Ou seja mais fácil só contar a verdade.
— Eu estava desconfiada de você — contei, de uma vez. Os olhos de Sam se arregalam, mas ele se mantém em silêncio. — Não sei de onde surgiu, mas achei que essa reunião fosse mentira. Na verdade, eu já estava desconfiada há algum tempo, mas me enganei. Você não estava mentindo, eu é que não tenho com o que me ocupar e vi coisas que não existem. Me desculpa.
Sam suspirou.
— Por que não me contou?
— Não sei, mas fiquei com vergonha exatamente disso: de ser mentira e ter que lidar com o constrangimento. — As mãos de Sam afagam meu cabelo. — Algumas situações foram suspeitas, Sam. Você chegou em casa tarde da noite, mentiu dizendo que estava ajudando seu amigo; no outro dia, você disse que foi correr, mas chegou em casa sem um pingo de suor, depois li uma mensagem enviada por alguém chamada Natalie. Quem é Natalie? E além disso, hoje você ainda me disse que teria uma reunião, então eu desconfiei. O que queria que eu fizesse se todas as suas atitudes insinuavam algo suspeito?
— Olívia, eu...
— E não precisa me perguntar se mexi no seu celular escondido — comecei, puxando todo ar existente no ambiente —, porque essa era a intenção, só que não me lembrava da porcaria da senha. Foi coincidência uma mensagem dessa mulher chegar e eu li pelo ecrã de notificações.
Ele assentiu, calmo.
Mais calmo do que eu.
— Mas eu sinto muito. Me equivoquei. Hoje você realmente estava em uma reunião, mas quem me garante sobre os outros acontecimentos?
— Eu posso te prometer que nada aconteceu.
— Você pode me prometer que não me traiu? — Questionei, na mesma entonação da sua frase. Meus olhos estão fixos em Sam, atentos a qualquer lampejo de mentira, de hesitação ou as tentativas de me ludibriar. — Não minta para mim.

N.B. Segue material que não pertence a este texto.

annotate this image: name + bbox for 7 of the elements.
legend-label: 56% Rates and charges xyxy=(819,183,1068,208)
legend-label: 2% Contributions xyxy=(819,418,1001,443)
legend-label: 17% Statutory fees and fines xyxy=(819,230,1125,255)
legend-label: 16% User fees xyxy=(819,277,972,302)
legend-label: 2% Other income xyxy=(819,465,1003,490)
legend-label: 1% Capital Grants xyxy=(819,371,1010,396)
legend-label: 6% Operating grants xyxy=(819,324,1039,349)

Sam mantém os olhos em mim. Sei que não é uma situação confortável, ser pressionado assim, mas estou longe de ser a mulher que irá aceitar traição.
— Eu te prometo que não fiz absolutamente nada. Eu não te traí.
Passo cerca de uns 10 segundos em silêncio, observando a sua linguagem corporal.
— Quem é Natalie?
— É do ramo também, advogada e uma conhecida — Sam admitiu, tentando se aproximar e tocar em mim. Me desvencilhei, porque não quero que seu toque influencie nas minhas emoções. — Nos encontramos naquela tarde da corrida e trocamos telefone. Natalie tem contatos de clientes importantes e achei conveniente ter contato direto com ela, mas porque a firma seria beneficiada. Foi somente uma coincidência.
Mantenho os braços cruzados, tentando decidir se ele merece ou não minha condescendência.
— "Bom te ver hoje"? — E fiz uma voz esganiçada, tentando soar que aquela deveria ser a voz de Natalie. Uma voz enjoada e tão inconveniente quanto ela. — Fala sério, desse jeito essa mulher está longe de ser uma advogada. Será que ela fala assim com todos os colegas de trabalho? Imagino como não deve falar com os clientes.
Sam mexe a cabeça e vejo um sorriso divertido em seus lábios.
— A culpa é sua! Você não delimita ninguém.
Ele leva um das mãos ao peito, sentindo-se claramente ofendido.
— Me desculpa, você tem toda razão — meu noivo admitiu. Seu corpo se aproximou e dessa vez deixo que toque em mim. — Você me perdoa?
— Nunca mais faça isso — eu peço, segurando seu rosto com uma das mãos, apertando suas bochechas. Ele murmurou um "prometo". — Perdoo você.
Um sorriso gigantesco toma o lugar de hesitação, e Sam deposito um beijo na minha têmpora.
— Desculpa ter vindo até aqui, sei dos limites de misturar trabalho com problemas pessoais — sinalizei, sincera.
— Você não teria vindo se eu tivesse sido honesto.
— Você disso tudo.
Não há uma discussão que eu não vença. Gosto de estar certa.
Logo em seguida, Sam se inclinou para me beijar. O beijo é gostoso e demorado, mas não censuro Sam para pará-lo. Deixo que ele se sinta satisfeito. Quando termina, me "convida" para ir embora. Eu aceito e pulo no banco do passageiro, ansiosa para chegar em casa e experimentar a refeição maravilhosa que Alda preparou.